Andreas se rapproche doucement de la jolie blonde et lui attrape la main. Son geste est emprunt d’une douceur que j’envie et jalouse.
Il se pose devant elle, silhouette imposante contre une fragile, et braque son regard dans le sien. Si je ne le savais pas étranger à l’amour, j’aurais juré qu’il était amoureux d’elle. Je tente de ne pas les observer, mais il est trop tard. La scène m’hypnotise de plus en plus, chaque mouvement esquissé semble mériter ma plus grande attention.
Il approche son visage d’elle.
- Tout va bien, Cam ? Lui glisse-t-il, d’un ton tout de même assez fort pour que je puisse l’entendre.

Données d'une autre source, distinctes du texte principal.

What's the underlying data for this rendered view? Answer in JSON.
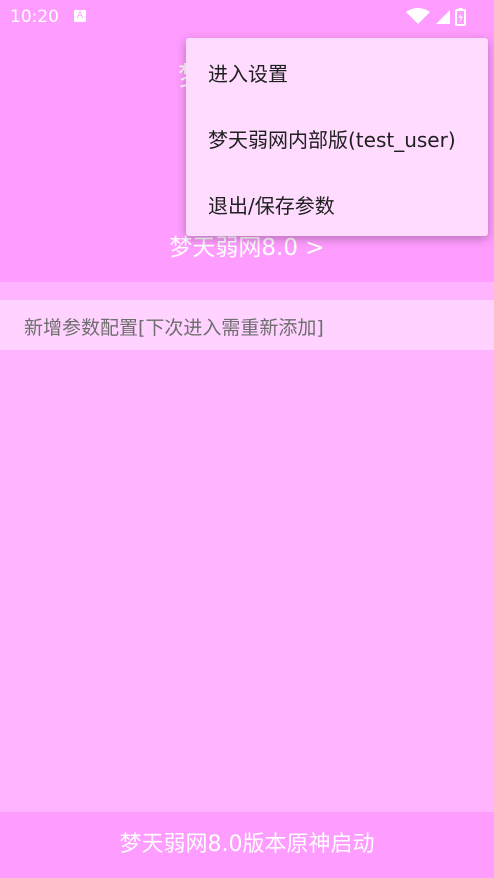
{
  "status_bar": {
    "time": "10:20",
    "notification_glyph": "A",
    "icons": [
      "wifi-icon",
      "signal-icon",
      "battery-charging-icon"
    ]
  },
  "header": {
    "title_fragment": "梦",
    "subtitle": "梦天弱网8.0 >"
  },
  "main": {
    "add_config_label": "新增参数配置[下次进入需重新添加]"
  },
  "footer": {
    "launch_label": "梦天弱网8.0版本原神启动"
  },
  "overflow_menu": {
    "items": [
      {
        "label": "进入设置"
      },
      {
        "label": "梦天弱网内部版(test_user)"
      },
      {
        "label": "退出/保存参数"
      }
    ]
  },
  "colors": {
    "primary": "#ff9cff",
    "background": "#ffb4ff",
    "card": "#ffd2ff",
    "menu_background": "#ffdcff",
    "text_on_primary": "#ffffff"
  }
}
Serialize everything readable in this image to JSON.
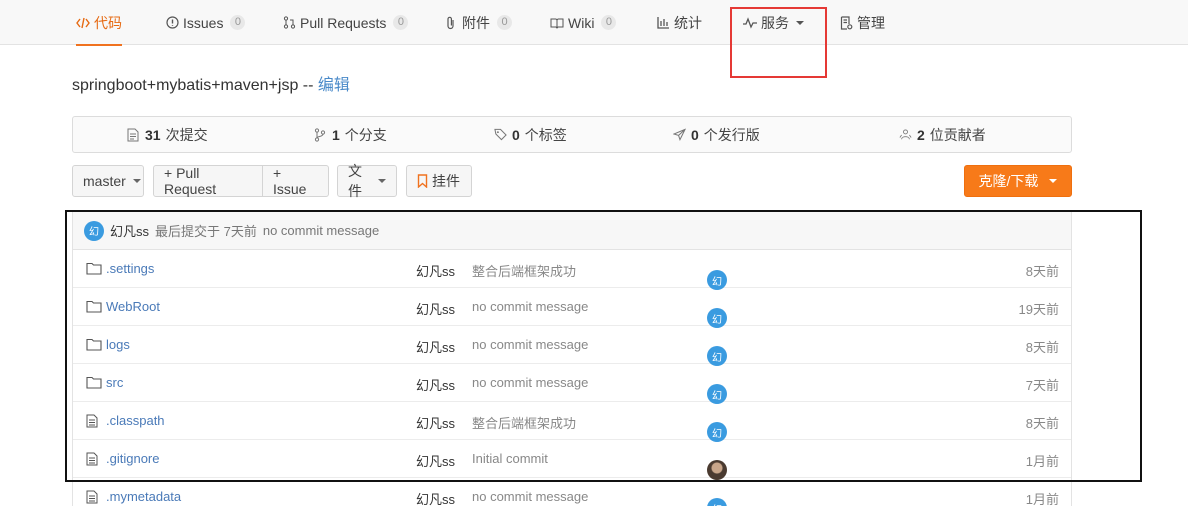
{
  "tabs": [
    {
      "label": "代码",
      "icon": "code-icon",
      "active": true
    },
    {
      "label": "Issues",
      "icon": "issue-icon",
      "count": "0"
    },
    {
      "label": "Pull Requests",
      "icon": "pull-request-icon",
      "count": "0"
    },
    {
      "label": "附件",
      "icon": "paperclip-icon",
      "count": "0"
    },
    {
      "label": "Wiki",
      "icon": "book-icon",
      "count": "0"
    },
    {
      "label": "统计",
      "icon": "bar-chart-icon"
    },
    {
      "label": "服务",
      "icon": "pulse-icon",
      "dropdown": true
    },
    {
      "label": "管理",
      "icon": "settings-doc-icon"
    }
  ],
  "project": {
    "name": "springboot+mybatis+maven+jsp -- ",
    "edit_label": "编辑"
  },
  "stats": {
    "commits_num": "31",
    "commits_label": "次提交",
    "branches_num": "1",
    "branches_label": "个分支",
    "tags_num": "0",
    "tags_label": "个标签",
    "releases_num": "0",
    "releases_label": "个发行版",
    "contributors_num": "2",
    "contributors_label": "位贡献者"
  },
  "toolbar": {
    "branch": "master",
    "pull_request": "+ Pull Request",
    "issue": "+ Issue",
    "file": "文件",
    "widget": "挂件",
    "clone": "克隆/下载"
  },
  "last_commit": {
    "author": "幻凡ss",
    "meta": "最后提交于 7天前",
    "message": "no commit message"
  },
  "files": [
    {
      "name": ".settings",
      "type": "folder",
      "author": "幻凡ss",
      "message": "整合后端框架成功",
      "age": "8天前",
      "avatar": "幻"
    },
    {
      "name": "WebRoot",
      "type": "folder",
      "author": "幻凡ss",
      "message": "no commit message",
      "age": "19天前",
      "avatar": "幻"
    },
    {
      "name": "logs",
      "type": "folder",
      "author": "幻凡ss",
      "message": "no commit message",
      "age": "8天前",
      "avatar": "幻"
    },
    {
      "name": "src",
      "type": "folder",
      "author": "幻凡ss",
      "message": "no commit message",
      "age": "7天前",
      "avatar": "幻"
    },
    {
      "name": ".classpath",
      "type": "file",
      "author": "幻凡ss",
      "message": "整合后端框架成功",
      "age": "8天前",
      "avatar": "幻"
    },
    {
      "name": ".gitignore",
      "type": "file",
      "author": "幻凡ss",
      "message": "Initial commit",
      "age": "1月前",
      "avatar": "photo"
    },
    {
      "name": ".mymetadata",
      "type": "file",
      "author": "幻凡ss",
      "message": "no commit message",
      "age": "1月前",
      "avatar": "幻"
    }
  ],
  "colors": {
    "accent": "#f0721f",
    "link": "#4a7ab8",
    "highlight_red": "#e53935",
    "highlight_black": "#111111"
  }
}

Elle acquiesce doucement, et cela m’exaspère. A sa façon de prendre un air de martyr, il est évident qu’elle ne va pas bien. Je me demande comment fait cet homme pour porter une si grande affection à une pareille cruche… Et mon aversion pour elle n’est pas le fruit d’un quelconque sentiment de jalousie.
- Qu’est-ce qu’il y a ? Reprend-t-il.
- Je… Rien, rien… Lui assure-t-elle en s’octroyant le titre de la plus mauvaise actrice de tous les temps.

Le jeune homme lui attrape le menton entre le pouce et l’index et la force à le regarder. C’est le moment ou je devrais, moi, détourner les yeux. C’est le moment où je choisis de me briser le cœur.
Elle le fixe, presque larmoyante, et il l’embrasse, son torse nu collé contre sa poitrine. Il l’embrasse, tellement lentement qu’il donne presque l’impression de vouloir lui communiquer une certaine tendresse.
La scène en serait presque émouvante, belle et pleine d’émotion, si nous ne savions pas tous que c’est déjà arrivé un million de fois par le passé, dans le simple but de la mettre à ses pieds.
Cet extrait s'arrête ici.